# The Correspondence Principle

The Correspondence Principle provides a condition for new theories in quantum physics. The principle states that quantum theories, though generally focused on science at atomic scales, should predict classical behaviour in the limit of large quantum numbers. In other words, new quantum theories should agree with established classical mechanics when considering large systems.

First put forward by Niels Bohr in 1923, widely acknowledged as one of the founders of quantum theory, this seemingly simple rule was instrumental to the development of quantum mechanics. His initial statement is interpreted in several ways by different scientists; we focus on the intensity interpretation.

Classical physics and quantum physics model particles using entirely different models. Classically, we consider a particle to be a singular point in space. In quantum physics, particles do not have a definite position before measurement; they are represented by wave functions. The square of the wave function gives the probability of finding the particle at a given point in space.

##### Infinite Square Well

The infinite square well is a convenient model used to approximate a particle experiencing a very large potential. The particle is restricted to the well; it can move freely anywhere within the well but cannot leave. Classically, we would expect the particle to be equally likely to be found anywhere in the well.

The period of the wave function decreases as the energy of the particle increases. For large energies, the period becomes much smaller than the size of the well, making it insignificant. The wavefunction is constant within the well, meaning the particle is equally likely to be found at any point, in agreement with our classical prediction. The probability of finding the particle at different points along an infinite square well of length L. At low energies (left) the particle is more likely to be found in the centre of the well. For higher energies (right) the particle is roughly equally likely to be found anywhere in the well.
##### Simple Harmonic Oscillator

Consider a simple harmonic oscillator, composed of a mass on a spring which moves in 1D, oscillating back and forth. The mass moves fastest as it passes the equilibrium point and slows down as it changes direction. The mass therefore spends most of its time furthest away from equilibrium; if you were to picture the mass at a random time, there would be a higher probability of capturing it away from the centre.

An oxygen molecule contains a pair of atoms held together by a chemical bond that can be modelled as a spring. This is an example of the quantum harmonic oscillator. When the system is in the ground state, the wavefunction is a Gaussian and the particle is most likely to be found at equilibrium.

As the energy of the system increases, the probability of finding the mass away from equilibrium becomes increasingly large. At very large energies the probability of finding the particle at equilibrium is extremely small and very large at the edges. At large energies, the classical case is reproduced. The probability of finding a particle at different points in its oscillation. As the energy is increased, the probability of finding the particle at maximum distance from equilibrium becomes very large, in agreement with the classical, macroscopic oscillator.
##### Ehrenfest Theorem

Statistical fluctuation of physical values observed at a microscopic level causes quantum fuzziness. As a result, in quantum physics, we must work with the average value of physical variables, known as the expectation value.

Ehrenfest theorem, named after the Austrian-Dutch physicist Paul Ehrenfest, reproduces the classical result, F=ma, Newton’s second law.
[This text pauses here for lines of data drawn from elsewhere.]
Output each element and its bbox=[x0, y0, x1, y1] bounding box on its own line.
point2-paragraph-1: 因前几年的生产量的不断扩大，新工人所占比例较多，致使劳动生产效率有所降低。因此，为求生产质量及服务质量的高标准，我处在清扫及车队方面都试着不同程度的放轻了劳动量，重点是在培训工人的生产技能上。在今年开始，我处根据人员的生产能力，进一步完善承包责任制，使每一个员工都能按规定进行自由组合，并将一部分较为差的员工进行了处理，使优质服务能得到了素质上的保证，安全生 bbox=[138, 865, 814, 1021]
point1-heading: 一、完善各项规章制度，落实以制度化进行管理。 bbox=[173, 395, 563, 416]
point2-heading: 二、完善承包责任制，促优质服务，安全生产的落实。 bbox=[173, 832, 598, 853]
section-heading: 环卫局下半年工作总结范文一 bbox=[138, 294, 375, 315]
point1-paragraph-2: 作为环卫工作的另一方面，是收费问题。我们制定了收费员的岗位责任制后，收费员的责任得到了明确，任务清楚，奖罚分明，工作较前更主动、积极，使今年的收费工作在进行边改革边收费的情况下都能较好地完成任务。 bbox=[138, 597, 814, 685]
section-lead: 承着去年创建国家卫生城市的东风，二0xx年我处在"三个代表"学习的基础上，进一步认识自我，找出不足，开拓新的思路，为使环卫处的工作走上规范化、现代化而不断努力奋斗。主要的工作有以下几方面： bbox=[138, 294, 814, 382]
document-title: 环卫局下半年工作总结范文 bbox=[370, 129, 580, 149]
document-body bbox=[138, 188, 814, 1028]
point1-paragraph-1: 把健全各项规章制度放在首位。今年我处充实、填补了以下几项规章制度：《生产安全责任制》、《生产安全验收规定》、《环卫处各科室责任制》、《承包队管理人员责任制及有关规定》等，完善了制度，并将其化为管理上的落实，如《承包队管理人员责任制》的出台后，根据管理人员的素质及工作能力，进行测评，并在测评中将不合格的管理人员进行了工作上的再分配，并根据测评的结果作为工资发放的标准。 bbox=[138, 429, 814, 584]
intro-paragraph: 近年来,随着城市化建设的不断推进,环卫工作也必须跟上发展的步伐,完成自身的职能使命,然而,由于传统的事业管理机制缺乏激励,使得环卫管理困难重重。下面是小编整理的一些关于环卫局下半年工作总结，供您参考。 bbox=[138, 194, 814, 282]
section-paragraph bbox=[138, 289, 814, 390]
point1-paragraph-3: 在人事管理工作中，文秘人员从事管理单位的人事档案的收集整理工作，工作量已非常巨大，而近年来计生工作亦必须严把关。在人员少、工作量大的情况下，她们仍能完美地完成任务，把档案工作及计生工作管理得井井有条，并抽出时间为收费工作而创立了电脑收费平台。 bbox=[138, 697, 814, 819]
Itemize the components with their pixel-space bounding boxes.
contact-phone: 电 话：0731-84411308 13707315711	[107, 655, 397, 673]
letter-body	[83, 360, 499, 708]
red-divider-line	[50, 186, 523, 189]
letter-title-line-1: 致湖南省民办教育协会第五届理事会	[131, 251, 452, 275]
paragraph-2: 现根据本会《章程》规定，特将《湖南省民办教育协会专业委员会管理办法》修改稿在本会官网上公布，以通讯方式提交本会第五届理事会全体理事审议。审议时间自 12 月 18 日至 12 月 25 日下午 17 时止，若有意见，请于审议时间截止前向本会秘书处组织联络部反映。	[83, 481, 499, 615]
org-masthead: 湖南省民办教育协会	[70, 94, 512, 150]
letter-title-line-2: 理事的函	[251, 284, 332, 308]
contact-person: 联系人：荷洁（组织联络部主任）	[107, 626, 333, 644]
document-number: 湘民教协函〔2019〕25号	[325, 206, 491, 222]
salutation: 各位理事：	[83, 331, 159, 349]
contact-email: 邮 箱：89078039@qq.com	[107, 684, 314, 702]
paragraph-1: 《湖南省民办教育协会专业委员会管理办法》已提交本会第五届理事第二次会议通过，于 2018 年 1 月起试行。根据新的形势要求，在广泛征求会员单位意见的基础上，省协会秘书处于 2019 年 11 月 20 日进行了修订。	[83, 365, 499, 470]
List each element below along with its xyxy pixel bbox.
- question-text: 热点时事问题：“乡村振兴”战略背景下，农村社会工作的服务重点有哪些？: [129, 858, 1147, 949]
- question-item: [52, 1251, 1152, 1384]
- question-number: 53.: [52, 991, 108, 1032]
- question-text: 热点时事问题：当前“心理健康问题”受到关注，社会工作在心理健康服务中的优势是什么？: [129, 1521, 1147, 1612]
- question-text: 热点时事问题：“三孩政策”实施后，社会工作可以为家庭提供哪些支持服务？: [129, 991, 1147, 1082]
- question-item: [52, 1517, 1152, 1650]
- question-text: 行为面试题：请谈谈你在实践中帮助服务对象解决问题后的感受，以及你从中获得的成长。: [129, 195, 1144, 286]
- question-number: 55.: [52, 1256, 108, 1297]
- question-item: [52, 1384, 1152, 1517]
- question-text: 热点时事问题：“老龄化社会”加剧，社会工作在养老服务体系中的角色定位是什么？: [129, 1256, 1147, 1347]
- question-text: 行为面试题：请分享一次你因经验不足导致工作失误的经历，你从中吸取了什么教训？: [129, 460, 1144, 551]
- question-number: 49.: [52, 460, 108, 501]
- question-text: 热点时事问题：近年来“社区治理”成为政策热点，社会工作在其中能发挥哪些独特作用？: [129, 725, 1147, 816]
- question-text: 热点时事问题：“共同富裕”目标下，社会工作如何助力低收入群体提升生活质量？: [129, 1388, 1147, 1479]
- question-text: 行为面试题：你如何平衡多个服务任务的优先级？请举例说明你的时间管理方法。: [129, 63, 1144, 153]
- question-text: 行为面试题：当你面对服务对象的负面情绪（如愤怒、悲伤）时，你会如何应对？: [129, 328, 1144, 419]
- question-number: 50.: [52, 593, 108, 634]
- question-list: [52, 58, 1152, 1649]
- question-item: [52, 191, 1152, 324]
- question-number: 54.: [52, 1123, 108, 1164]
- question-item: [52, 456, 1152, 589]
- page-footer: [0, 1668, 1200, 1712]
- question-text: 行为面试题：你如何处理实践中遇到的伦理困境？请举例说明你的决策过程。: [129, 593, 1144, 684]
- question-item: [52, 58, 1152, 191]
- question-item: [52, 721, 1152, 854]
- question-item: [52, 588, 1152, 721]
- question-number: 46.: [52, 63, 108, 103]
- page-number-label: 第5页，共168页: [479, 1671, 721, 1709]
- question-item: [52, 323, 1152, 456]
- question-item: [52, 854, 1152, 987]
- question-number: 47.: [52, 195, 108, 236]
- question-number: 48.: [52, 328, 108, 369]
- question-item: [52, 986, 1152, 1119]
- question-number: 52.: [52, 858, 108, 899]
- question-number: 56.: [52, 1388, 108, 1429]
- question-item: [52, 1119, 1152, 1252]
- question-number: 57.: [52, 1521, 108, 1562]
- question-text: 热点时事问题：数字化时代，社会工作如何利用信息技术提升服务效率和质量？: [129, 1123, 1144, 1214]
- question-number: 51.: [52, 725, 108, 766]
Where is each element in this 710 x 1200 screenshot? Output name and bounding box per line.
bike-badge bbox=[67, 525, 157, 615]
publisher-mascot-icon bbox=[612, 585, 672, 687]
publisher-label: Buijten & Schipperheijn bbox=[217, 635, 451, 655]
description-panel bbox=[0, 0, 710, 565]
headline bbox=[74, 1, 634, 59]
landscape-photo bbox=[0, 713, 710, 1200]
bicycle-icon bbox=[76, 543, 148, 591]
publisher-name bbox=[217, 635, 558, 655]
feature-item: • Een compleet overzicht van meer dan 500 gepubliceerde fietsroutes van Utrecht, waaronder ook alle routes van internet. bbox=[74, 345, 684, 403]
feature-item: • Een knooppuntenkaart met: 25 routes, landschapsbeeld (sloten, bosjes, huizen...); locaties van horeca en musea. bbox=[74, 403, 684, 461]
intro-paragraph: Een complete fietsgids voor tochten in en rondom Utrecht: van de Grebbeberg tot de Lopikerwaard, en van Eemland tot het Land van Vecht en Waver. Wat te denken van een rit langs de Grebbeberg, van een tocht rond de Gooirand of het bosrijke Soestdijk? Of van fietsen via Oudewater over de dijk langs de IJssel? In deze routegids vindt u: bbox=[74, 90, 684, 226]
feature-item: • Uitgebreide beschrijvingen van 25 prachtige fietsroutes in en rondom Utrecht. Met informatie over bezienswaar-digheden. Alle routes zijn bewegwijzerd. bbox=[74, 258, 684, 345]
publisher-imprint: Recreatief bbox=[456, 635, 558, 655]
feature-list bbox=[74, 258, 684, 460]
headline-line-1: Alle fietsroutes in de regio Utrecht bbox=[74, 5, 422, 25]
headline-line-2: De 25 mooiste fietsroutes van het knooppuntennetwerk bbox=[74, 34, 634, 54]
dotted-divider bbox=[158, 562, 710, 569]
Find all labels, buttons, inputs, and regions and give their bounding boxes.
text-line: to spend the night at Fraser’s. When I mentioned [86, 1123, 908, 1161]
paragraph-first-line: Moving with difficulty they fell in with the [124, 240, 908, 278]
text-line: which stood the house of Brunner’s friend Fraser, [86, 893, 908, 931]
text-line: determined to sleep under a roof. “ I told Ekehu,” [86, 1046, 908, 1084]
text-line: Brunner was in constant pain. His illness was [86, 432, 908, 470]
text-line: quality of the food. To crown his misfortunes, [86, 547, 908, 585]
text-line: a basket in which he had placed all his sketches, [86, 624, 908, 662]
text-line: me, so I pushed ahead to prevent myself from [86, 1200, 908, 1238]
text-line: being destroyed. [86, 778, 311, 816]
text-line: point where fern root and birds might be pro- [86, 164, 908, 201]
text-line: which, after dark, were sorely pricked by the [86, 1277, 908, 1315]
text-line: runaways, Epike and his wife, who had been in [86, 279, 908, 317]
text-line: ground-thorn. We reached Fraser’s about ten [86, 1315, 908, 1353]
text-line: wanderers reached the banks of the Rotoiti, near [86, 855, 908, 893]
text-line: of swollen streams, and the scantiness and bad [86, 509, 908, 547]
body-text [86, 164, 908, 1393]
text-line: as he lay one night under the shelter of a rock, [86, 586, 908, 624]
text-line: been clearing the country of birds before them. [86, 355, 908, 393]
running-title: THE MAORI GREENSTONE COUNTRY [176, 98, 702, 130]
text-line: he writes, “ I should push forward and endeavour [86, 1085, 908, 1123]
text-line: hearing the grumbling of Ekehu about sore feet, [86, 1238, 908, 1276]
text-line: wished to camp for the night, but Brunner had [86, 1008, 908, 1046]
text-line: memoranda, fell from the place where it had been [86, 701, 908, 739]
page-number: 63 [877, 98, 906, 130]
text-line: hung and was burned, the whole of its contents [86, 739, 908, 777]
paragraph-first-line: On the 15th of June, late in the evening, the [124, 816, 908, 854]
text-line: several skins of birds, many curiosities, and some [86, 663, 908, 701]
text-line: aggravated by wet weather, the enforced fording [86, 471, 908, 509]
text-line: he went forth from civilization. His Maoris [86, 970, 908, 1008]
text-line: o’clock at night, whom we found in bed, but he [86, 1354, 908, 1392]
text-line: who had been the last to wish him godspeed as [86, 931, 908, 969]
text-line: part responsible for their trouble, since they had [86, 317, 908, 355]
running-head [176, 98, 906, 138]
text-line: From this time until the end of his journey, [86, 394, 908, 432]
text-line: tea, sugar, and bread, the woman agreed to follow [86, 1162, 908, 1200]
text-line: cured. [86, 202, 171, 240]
It derives this equation using expectation values of the position and momentum associated with a quantum system. It is important to note that this is an instance of the correspondence principle and not a proof of the statement.

##### Continuity

Many properties of quantum systems, including their energy and angular momentum, can only take a set of discrete values. These values are integer multiples of a minimum value, each separated by small amounts. For example, the allowed energies of the simple harmonic oscillator, discussed previously, are separated by multiples of Planck’s constant.

For systems containing a small number of particles at low energy, this separation is significant and the discrete nature of the energy levels is apparent. However, for macroscopic objects in the real world, the number of particles is so large that the separation of possible energies is not clear, giving the illusion of a continuum. This is why, in everyday applications, we are able to model quantities such as time, energy and position as continuous values.